The blurb compares Albert’s portrayal of female sexuality with Lorca and DH Lawrence (both men), but what this book reminded me of most – perhaps for the particular rural setting, as much as for the sexuality – were the writings of Grazia Deledda. The two women were both writing about the same time about places (Catalonia and Sardinia) which don’t seem so very far removed. The sexuality in Albert’s book is never particularly explicit; it exists for the most part as a persistent sense of vague longing for something indefinable; with the sense too that, within this rural society, married to a useless man for whom she feels only contempt, Mila has no opportunity to explore any of her feelings and must instead repress them.

The book is published by Readers International – which I think was a publishing arm of Amnesty International; – and has a tendency to publish books either by writers suffering oppression or about such oppression.
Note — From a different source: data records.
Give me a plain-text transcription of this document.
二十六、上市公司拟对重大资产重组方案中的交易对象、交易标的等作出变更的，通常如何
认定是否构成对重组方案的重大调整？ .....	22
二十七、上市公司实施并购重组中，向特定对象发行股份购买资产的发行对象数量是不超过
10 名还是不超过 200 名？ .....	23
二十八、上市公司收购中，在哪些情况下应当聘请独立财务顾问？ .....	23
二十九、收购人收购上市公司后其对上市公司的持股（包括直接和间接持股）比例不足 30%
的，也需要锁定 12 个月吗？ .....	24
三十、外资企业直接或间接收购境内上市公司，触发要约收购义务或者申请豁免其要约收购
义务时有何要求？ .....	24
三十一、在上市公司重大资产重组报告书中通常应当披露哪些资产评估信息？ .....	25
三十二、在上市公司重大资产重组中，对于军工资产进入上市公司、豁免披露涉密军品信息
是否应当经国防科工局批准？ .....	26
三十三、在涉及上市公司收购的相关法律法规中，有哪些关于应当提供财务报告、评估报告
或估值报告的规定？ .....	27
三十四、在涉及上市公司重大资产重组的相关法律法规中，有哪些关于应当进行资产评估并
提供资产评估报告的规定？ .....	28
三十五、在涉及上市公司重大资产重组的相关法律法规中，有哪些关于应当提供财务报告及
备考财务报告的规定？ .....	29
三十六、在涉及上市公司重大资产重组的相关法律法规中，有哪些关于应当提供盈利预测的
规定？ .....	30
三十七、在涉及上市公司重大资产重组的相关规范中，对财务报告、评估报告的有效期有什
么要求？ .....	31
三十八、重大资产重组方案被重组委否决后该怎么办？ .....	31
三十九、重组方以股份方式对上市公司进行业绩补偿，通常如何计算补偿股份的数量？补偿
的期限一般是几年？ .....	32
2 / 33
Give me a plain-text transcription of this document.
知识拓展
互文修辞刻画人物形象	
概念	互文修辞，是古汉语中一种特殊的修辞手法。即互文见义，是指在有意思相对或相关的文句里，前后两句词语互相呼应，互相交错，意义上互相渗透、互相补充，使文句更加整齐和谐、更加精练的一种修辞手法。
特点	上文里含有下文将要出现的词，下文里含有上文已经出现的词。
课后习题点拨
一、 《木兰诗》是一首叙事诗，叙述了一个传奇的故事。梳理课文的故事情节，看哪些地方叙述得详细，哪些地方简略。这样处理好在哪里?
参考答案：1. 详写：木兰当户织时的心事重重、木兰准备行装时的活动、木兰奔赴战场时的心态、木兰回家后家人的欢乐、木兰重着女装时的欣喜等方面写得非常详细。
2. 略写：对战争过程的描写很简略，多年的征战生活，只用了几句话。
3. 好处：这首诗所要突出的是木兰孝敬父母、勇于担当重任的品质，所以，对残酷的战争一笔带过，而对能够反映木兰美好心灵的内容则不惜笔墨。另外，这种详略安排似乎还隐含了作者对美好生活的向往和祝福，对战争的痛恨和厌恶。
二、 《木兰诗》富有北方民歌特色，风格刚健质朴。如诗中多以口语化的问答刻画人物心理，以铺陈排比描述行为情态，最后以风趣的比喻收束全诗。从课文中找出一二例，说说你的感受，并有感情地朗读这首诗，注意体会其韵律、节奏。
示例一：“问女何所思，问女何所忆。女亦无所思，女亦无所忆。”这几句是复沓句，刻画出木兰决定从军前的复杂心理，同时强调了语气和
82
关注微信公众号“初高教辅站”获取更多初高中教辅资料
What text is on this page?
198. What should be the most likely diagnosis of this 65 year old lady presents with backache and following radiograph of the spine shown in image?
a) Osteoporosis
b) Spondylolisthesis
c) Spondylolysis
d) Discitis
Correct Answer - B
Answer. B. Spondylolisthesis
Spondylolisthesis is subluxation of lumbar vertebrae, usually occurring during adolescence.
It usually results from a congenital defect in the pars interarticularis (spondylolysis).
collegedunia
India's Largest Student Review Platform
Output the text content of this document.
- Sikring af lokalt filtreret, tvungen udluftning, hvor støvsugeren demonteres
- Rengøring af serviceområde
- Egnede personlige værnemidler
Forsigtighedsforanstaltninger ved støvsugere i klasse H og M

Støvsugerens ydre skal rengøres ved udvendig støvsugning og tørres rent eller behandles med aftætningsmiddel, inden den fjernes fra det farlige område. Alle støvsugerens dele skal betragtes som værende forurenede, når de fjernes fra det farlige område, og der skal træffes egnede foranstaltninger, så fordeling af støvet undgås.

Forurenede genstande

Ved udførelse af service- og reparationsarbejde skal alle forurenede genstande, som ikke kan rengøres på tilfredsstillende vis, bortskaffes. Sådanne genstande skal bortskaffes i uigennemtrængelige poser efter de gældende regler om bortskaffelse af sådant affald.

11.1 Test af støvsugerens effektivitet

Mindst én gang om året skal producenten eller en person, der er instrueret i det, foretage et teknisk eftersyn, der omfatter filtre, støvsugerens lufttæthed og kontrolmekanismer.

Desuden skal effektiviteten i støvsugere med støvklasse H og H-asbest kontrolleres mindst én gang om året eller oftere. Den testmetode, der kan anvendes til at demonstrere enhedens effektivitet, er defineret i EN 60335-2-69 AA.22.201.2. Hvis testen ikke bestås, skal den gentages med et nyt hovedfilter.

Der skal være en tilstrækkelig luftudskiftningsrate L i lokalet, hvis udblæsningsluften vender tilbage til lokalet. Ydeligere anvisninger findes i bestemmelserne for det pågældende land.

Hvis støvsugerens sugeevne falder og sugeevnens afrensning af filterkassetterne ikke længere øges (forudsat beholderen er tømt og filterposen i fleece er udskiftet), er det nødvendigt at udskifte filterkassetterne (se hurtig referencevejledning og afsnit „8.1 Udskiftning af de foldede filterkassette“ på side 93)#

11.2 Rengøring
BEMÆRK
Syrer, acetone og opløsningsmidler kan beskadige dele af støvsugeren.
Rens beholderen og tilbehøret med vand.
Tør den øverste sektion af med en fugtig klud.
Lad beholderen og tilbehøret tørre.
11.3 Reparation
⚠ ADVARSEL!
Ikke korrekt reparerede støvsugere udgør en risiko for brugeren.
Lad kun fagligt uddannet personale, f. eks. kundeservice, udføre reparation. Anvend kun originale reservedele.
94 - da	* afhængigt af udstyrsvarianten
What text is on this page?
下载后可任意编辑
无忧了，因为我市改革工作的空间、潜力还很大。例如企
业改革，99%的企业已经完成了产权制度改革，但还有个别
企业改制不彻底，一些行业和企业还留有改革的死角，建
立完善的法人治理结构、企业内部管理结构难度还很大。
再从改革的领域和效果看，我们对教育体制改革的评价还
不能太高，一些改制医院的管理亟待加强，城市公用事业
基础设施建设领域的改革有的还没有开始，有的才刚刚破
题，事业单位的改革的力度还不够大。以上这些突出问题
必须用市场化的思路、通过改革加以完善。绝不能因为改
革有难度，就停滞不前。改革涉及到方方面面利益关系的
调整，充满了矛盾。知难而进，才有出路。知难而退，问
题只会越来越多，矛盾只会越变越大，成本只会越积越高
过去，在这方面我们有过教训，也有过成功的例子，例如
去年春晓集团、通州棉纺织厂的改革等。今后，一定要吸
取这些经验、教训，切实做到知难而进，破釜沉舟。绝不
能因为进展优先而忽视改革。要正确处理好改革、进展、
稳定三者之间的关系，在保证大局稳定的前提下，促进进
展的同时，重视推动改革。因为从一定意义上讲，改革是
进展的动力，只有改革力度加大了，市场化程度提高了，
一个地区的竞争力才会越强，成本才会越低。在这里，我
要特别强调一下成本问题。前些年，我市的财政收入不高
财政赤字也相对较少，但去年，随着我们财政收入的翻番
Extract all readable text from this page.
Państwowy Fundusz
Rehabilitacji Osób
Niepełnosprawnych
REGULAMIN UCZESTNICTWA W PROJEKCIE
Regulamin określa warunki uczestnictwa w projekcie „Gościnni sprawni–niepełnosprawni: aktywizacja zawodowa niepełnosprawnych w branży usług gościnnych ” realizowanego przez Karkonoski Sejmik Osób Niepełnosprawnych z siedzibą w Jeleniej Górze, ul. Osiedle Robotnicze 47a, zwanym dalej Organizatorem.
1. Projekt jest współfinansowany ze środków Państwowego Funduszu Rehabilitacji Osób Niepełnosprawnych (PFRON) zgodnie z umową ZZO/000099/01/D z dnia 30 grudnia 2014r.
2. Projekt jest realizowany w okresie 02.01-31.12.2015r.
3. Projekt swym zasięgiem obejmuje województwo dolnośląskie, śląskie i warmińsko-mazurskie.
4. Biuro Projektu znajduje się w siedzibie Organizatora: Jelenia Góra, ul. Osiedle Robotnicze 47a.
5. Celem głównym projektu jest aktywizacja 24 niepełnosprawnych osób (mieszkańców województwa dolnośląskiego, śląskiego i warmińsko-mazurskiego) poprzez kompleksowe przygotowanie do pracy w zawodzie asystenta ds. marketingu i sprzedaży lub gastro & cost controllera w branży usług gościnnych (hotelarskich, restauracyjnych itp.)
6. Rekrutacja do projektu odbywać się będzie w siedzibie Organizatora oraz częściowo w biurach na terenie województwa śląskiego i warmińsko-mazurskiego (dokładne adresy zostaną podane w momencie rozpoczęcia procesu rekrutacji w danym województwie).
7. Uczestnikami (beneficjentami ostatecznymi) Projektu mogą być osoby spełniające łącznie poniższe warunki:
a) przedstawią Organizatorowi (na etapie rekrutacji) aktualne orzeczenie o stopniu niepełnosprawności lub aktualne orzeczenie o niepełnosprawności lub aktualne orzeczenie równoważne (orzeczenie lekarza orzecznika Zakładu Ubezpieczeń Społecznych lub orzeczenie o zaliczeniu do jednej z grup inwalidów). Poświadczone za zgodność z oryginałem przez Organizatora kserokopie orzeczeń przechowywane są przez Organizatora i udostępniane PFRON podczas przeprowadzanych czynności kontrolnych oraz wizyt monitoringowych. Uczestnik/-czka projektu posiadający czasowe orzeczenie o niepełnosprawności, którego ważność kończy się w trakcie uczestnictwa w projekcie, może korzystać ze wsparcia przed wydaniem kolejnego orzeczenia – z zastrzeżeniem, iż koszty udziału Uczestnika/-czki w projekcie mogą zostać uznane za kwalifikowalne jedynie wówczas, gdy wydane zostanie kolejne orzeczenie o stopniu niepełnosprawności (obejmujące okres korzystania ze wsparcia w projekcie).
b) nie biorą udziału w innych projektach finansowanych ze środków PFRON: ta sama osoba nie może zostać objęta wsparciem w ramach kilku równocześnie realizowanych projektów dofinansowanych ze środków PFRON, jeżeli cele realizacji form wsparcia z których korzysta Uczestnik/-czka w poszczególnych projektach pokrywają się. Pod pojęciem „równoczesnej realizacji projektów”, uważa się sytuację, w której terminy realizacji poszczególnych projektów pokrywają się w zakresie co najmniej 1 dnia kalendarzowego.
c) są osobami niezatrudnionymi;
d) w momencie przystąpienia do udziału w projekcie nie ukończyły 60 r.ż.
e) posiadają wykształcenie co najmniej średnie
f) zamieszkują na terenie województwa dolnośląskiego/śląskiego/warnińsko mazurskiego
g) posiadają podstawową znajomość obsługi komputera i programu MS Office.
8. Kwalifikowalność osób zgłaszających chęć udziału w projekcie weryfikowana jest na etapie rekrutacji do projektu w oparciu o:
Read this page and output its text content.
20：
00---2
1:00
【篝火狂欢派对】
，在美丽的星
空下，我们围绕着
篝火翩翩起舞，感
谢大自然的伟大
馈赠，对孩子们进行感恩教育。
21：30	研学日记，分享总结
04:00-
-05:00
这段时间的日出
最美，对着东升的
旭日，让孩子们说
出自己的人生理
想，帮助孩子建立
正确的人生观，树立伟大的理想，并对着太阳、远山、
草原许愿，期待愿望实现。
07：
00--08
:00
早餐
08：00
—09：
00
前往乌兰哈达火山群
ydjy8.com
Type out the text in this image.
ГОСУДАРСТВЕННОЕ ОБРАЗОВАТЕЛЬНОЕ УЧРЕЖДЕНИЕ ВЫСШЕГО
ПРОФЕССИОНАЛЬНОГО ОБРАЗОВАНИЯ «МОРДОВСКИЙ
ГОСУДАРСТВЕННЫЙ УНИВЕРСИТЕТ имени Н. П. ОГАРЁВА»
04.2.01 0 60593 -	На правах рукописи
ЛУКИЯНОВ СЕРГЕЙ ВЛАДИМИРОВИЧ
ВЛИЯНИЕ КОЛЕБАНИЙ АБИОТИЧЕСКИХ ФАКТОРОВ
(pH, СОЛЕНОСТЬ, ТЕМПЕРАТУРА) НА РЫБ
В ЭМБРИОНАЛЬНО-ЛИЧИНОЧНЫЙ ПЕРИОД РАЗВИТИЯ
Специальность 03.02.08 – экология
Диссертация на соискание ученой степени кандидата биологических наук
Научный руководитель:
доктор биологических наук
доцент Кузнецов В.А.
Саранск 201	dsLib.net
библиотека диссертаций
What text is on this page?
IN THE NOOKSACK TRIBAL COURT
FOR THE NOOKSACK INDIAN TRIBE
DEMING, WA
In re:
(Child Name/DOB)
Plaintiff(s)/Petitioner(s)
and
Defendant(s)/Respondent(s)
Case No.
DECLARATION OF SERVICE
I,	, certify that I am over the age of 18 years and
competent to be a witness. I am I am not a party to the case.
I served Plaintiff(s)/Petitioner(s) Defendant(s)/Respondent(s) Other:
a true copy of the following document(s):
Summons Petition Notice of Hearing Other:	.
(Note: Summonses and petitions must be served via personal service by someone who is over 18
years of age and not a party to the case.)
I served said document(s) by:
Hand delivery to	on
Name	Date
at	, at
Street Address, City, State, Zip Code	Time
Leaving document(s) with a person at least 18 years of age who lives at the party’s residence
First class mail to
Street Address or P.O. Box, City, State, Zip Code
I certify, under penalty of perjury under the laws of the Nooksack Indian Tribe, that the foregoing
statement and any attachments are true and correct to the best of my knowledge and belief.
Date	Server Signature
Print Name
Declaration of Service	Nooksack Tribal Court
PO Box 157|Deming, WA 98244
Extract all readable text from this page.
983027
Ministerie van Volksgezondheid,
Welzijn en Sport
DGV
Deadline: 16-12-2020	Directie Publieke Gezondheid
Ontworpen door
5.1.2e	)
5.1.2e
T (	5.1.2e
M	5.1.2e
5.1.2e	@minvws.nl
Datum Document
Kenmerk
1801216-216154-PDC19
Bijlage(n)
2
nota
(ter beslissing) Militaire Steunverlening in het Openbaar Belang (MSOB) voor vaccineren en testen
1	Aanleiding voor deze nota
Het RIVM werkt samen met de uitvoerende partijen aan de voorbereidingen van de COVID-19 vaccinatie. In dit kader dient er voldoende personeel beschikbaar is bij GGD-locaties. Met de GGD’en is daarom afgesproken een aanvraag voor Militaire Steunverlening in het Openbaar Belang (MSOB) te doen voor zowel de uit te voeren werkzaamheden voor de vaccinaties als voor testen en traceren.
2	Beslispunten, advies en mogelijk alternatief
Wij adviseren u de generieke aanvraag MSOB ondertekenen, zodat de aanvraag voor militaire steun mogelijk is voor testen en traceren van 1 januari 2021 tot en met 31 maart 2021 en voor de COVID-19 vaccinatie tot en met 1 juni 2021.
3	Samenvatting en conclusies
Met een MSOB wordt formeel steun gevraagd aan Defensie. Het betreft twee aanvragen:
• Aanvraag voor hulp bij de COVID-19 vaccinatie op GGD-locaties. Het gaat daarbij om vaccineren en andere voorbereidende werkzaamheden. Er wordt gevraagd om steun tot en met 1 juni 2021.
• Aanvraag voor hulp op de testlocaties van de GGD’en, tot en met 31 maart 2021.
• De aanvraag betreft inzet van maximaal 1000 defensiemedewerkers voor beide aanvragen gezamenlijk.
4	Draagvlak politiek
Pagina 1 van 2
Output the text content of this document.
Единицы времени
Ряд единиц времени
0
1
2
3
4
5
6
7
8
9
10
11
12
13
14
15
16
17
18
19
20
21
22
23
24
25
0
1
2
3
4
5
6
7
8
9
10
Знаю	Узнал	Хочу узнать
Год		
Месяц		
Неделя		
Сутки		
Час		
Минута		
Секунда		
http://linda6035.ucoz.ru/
In general this seems to lead to books of varied quality – since quality is not the prime motivation of the publisher – but Solitude is unquestionably my favourite so far of all their publications I’ve read.

2 thoughts on “Solitude, by Caterina Albert i Paradís

  1. Interesting that this book reminds you of Deledda. I’d heard that the Catalan author was much flashier somehow writing-wise, but the themes and settings do sound similar. Glad you liked this since I’d hoped to give the writer a try someday.

  2. Having read them both in English, I can’t really judge on style. I’m reading and enjoying some Deledda stories at the moment (secretly of course, because I’m meant to be reading only Spanish things). They all seem to be about women who fall in love with the wrong men; – which again is like Caterina Albert.